Sur l'avion de la MEA qui le transportait à Rome, le patriarche a dû, comme d'habitude, et avec une étonnante simplicité, se prêter aux souhaits de ceux qui cherchaient à se faire photographier avec lui. Les stewards et les hôtesses n'étaient pas les moins enthousiastes à le faire.
« Les Églises catholiques ». Il faut comprendre ces termes dans le sens numérique, non générique. La Christ n'a fondé qu'une seule église. Mais ses apôtres, obéissant à son ordre de mission, et au gré des persécutions vécues dans les premiers temps de l'église, se sont dispersés aux quatre coins du monde connu, pour annoncer la « bonne nouvelle » (c'est le sens originel du mot évangile) de la résurrection. Pierre a fondé l'église d'Antioche, dont se réclament les maronites. Marc a fondé l'Église d'Alexandrie, dont se réclament les coptes, André celle de Constantinople, Thomas celle d'Irak, etc. C'est ainsi que naquit l'Église une et diverse, à une époque où les communications entre les communautés chrétiennes naissantes se faisaient par lettres, dont les plus éminentes, mais pas les seules, sont celles qu'écrivirent les apôtres qui les fondirent.
C'est ce même aréopage d'apôtres et celui de leurs successeurs qui se réunissent aujourd'hui à Rome, « avec Pierre et sous Pierre », pour comprendre comment ils peuvent poursuivre leur mission. De message, il n'y en a qu'un, c'est celui de la Résurrection. Mais de moyens, il y a beaucoup, car les temps ont bien changé.
Les défis sont connus et, dans certains cas, ils se radicalisent chaque jour un peu plus. Ce sont ceux que l'histoire contemporaine a lancés aux minorités chrétiennes au Moyen-Orient, chaudron d'ambitions, de tensions internationales, où les idéologies, les religions, les intérêts économiques, sans parler de cette « fitna » qui pointe, s'entrechoquent en un immense, mais réel « stratégo ».

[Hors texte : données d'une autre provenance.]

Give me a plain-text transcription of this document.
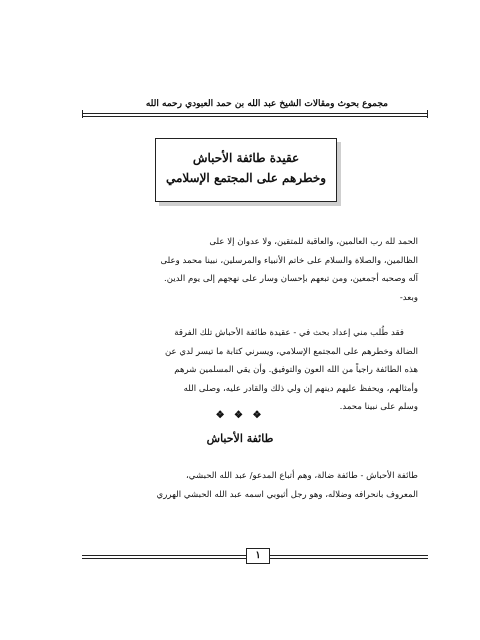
مجموع بحوث ومقالات الشيخ عبد الله بن حمد العبودي رحمه الله
عقيدة طائفة الأحباش
وخطرهم على المجتمع الإسلامي
الحمد لله رب العالمين، والعاقبة للمتقين، ولا عدوان إلا على
الظالمين، والصلاة والسلام على خاتم الأنبياء والمرسلين، نبينا محمد وعلى
آله وصحبه أجمعين، ومن تبعهم بإحسان وسار على نهجهم إلى يوم الدين.
وبعد-
فقد طُلب مني إعداد بحث في - عقيدة طائفة الأحباش تلك الفرقة
الضالة وخطرهم على المجتمع الإسلامي، ويسرني كتابة ما تيسر لدي عن
هذه الطائفة راجياً من الله العون والتوفيق. وأن يقي المسلمين شرهم
وأمثالهم، ويحفظ عليهم دينهم إن ولي ذلك والقادر عليه، وصلى الله
وسلم على نبينا محمد.
❖ ❖ ❖
طائفة الأحباش
طائفة الأحباش - طائفة ضالة، وهم أتباع المدعو/ عبد الله الحبشي،
المعروف بانحرافه وضلاله، وهو رجل أثيوبي اسمه عبد الله الحبشي الهرري
١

Ces défis sont aussi bien politiques qu'économiques et culturels. En fait, il n'y a pas discontinuité entre ces enjeux. Ils communiquent entre eux et se développent par chaînes causales interdépendantes. La Palestine, cause première, l'Iran de la révolution islamique, cause seconde, l'énergie nucléaire à des fins pacifiques ou militaires, la catastrophique croisade d'Irak, les convoitises pétrolières, l'islam militant et violent, même contre d'autres islams, l'expansionnisme d'Israël sont autant de défis que les chrétiens doivent décider de relever, s'ils veulent rester dans cette partie du monde où la main du Père les a plantés.
Certains de ces défis sont purement culturels. C'est le cas de ce relativisme éthique qui débilite la pensée et la conduite chrétiennes dans le monde entier, y compris au Moyen-Orient, et délite les élites aussi bien que les masses. D'autres sont religieux : sait-on qu'un habitant d'Arabie saoudite sur quatre - la main-d'œuvre immigrée - est chrétien ? Pourtant, pas moyen de construire une église dans cette terre d'islam. Ailleurs, là où l'islam fait preuve de tolérance, le rigorisme surgit. Voyez au Koweït ou en Turquie. D'autres encore sont purement politiques, tels ces régimes où la « pensée unique » a remplacé la pensée, et où ni la foi ni la raison ne parviennent à prendre leur envol.
C'est ce principe de solidarité universelle qui réunit aujourd'hui des Églises venues droit des apôtres, pour réfléchir aux urgences du moment, à cet exode continuel qui vide la région de sa substance chrétienne. Ce sera, à partir de dimanche, un seul corps qui réfléchit, par-delà les diversités et le champ immense que sont le milliard de catholiques vivant sur la planète.